Ok, what I noticed, the endpoint that is provided, if it returns a 404, Arachni doesn't spider it.
http://test-endpoint:8081/ has nothing, so we return a 404. It makes logical sense to start the scan from this start point because it can then spider into all areas. Whereas, starting from test1 will mean that it may not reach test2/test3/ so on. How can I still get Arachni to run even when response code is 404?
Yeah i'm sure, I changed the microservice to return a 200 instead of a 404 on the "/" resource. And it spiders but this is hacky, I don't want to change the application to make it scannable. Is the original behaviour of Arachni to not run on a 404?
I thought it would've been able to spider into other parts of the url, I'm not too sure how the underlying implementation works but I thought it would just pump in different url endings /AB, /AC etc etc... even if a 404 was present. I think you're right, if there is a 404, it doesn't expose any usable paths, thus, Arachni only scans one page. I wish this was more explicitly stated, maybe it is just my understanding.
How should I do this then? Is there a way of automatically spidering into URL's from a 404 "/"?

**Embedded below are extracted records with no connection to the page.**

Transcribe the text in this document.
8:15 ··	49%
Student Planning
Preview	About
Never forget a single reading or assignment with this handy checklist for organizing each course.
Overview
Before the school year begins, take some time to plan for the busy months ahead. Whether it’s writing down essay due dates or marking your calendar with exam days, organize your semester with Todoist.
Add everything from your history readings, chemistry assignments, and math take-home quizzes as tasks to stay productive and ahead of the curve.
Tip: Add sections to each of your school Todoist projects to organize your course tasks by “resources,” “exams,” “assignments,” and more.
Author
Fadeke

The response code is irrelevant, if the response has paths that can be followed then they will be followed.
I think what confused you are the checks that discover directories, those aren't part of the crawl and will not run on non-200 codes, so you will see a difference in behavior.
The important part is that the scan will not run if the seed URLs hasn't got any usable paths, you either need to provide a different target URL or extend the paths manually.